Le Togo a officiellement supprimé les visas pour tous les ressortissants africains. Cette mesure historique est entrée en vigueur dès le lundi 18 mai 2026. Elle a été signée par le Président du Conseil togolais Faure Gnassingbé en personne. Tout citoyen africain titulaire d’un passeport national valide peut désormais entrer librement. La mesure couvre les séjours d’une durée maximale de trente jours sur le territoire togolais. Lomé fait un pas décisif vers une Afrique plus intégrée et plus ouverte.

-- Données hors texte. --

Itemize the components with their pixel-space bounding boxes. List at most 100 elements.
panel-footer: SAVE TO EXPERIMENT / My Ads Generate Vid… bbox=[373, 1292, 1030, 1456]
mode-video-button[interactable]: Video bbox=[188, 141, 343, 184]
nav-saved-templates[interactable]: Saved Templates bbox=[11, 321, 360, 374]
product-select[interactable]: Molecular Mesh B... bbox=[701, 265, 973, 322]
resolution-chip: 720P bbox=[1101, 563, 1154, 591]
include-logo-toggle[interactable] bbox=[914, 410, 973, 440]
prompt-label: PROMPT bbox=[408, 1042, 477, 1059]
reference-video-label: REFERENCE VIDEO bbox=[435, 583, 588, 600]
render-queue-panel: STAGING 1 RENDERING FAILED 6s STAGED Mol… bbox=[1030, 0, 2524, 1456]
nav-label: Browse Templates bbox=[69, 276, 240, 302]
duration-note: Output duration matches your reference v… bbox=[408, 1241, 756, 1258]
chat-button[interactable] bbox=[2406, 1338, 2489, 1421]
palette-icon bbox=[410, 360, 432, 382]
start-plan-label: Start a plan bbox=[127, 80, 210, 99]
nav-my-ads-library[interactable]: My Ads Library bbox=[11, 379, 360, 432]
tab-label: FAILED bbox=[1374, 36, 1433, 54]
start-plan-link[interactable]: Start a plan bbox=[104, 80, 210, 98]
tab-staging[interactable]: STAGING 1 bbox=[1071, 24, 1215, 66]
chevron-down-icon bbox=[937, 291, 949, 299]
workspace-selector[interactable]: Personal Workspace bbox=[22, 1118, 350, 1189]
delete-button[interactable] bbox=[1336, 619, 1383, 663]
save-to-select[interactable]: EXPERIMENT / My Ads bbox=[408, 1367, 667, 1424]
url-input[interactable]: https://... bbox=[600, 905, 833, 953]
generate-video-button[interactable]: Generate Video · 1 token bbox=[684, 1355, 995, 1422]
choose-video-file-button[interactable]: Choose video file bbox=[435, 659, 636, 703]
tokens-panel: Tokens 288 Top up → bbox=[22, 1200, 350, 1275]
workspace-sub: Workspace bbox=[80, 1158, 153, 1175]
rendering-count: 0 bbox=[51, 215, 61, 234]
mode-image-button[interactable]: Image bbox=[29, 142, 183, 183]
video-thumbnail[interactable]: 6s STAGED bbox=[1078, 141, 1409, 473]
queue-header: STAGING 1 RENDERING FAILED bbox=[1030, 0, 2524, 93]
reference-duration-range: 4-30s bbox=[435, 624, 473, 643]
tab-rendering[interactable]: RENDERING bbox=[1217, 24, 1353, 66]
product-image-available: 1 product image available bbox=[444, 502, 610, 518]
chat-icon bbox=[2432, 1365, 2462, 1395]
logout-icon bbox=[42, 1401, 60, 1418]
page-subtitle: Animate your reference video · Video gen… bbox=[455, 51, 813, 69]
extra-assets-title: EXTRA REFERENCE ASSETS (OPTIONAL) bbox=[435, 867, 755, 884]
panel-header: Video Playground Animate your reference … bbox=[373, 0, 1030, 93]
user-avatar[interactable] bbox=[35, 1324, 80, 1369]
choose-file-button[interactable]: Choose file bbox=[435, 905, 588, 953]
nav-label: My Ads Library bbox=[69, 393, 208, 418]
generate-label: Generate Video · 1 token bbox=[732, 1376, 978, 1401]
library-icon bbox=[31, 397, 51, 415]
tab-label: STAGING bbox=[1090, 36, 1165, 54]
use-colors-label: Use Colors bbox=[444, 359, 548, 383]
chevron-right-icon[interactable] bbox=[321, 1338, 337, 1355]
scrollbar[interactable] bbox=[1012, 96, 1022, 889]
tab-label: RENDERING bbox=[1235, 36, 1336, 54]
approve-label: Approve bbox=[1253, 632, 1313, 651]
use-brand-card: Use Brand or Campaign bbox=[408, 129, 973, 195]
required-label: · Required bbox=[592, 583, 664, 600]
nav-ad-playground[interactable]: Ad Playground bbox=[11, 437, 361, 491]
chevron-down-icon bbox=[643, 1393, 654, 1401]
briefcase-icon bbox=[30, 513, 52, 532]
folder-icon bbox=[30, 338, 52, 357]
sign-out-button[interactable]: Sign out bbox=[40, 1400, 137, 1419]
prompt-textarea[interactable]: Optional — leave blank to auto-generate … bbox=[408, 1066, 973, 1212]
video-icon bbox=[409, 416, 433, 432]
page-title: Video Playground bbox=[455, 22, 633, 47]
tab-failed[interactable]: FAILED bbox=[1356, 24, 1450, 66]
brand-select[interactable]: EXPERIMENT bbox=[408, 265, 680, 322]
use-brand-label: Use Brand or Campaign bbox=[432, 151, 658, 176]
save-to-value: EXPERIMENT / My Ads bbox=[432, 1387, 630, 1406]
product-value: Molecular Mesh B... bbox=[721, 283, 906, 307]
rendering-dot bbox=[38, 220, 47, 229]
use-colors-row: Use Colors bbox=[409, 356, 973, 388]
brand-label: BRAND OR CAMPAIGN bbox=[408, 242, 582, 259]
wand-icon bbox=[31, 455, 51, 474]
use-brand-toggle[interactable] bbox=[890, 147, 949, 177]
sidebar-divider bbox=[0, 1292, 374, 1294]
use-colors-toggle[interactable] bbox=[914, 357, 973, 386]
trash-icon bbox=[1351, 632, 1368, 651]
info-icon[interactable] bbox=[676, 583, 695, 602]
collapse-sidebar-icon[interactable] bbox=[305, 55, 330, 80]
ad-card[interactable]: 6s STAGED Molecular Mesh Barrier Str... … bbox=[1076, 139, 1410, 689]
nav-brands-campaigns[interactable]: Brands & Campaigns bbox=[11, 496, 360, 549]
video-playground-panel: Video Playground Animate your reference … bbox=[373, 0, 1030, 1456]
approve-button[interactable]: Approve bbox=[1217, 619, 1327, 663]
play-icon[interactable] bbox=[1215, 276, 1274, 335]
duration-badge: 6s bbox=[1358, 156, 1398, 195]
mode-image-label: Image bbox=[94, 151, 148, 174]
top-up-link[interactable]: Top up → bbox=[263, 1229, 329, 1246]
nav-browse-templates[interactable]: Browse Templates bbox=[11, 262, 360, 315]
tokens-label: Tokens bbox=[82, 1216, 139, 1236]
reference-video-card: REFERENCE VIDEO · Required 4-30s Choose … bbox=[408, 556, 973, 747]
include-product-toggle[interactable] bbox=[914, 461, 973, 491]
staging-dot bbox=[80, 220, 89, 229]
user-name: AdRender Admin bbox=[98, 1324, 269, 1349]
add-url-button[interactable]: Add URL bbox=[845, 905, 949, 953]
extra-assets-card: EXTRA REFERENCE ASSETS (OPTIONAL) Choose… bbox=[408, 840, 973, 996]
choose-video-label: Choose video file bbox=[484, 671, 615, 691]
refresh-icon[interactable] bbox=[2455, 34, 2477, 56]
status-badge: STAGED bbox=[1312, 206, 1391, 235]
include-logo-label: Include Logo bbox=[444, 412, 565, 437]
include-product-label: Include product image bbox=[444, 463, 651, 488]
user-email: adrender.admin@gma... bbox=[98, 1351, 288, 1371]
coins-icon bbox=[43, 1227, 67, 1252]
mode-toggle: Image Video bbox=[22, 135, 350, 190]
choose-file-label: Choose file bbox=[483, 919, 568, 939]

En parallèle, le ministre de la Sécurité Calixte Batossie Madjoulba a publié un communiqué officiel. Il y explique la volonté des autorités de promouvoir l’intégration africaine. Le renforcement de la libre circulation des personnes et des biens est également visé. Autrement dit, cette décision traduit concrètement les idéaux panafricains de Faure Gnassingbé. Elle s’inscrit dans une dynamique d’ouverture portée au plus haut niveau de l’État togolais. Le président réaffirme ainsi son attachement aux valeurs de solidarité continentale.
Des conditions simples pour une entrée facilitée sur le territoire togolais
Cependant, cette exemption de visa ne signifie pas une entrée totalement libre et sans formalité. Les voyageurs africains devront remplir une déclaration préalable obligatoire avant leur départ. Cette démarche doit être effectuée au moins 24 heures avant l’arrivée au Togo. Ensuite, un bordereau de voyage sera délivré et devra être présenté aux frontières togolaises. Les exigences habituelles de sécurité, d’immigration et de santé publique restent pleinement en vigueur. Ces conditions légères garantissent un équilibre entre ouverture et contrôle souverain du territoire.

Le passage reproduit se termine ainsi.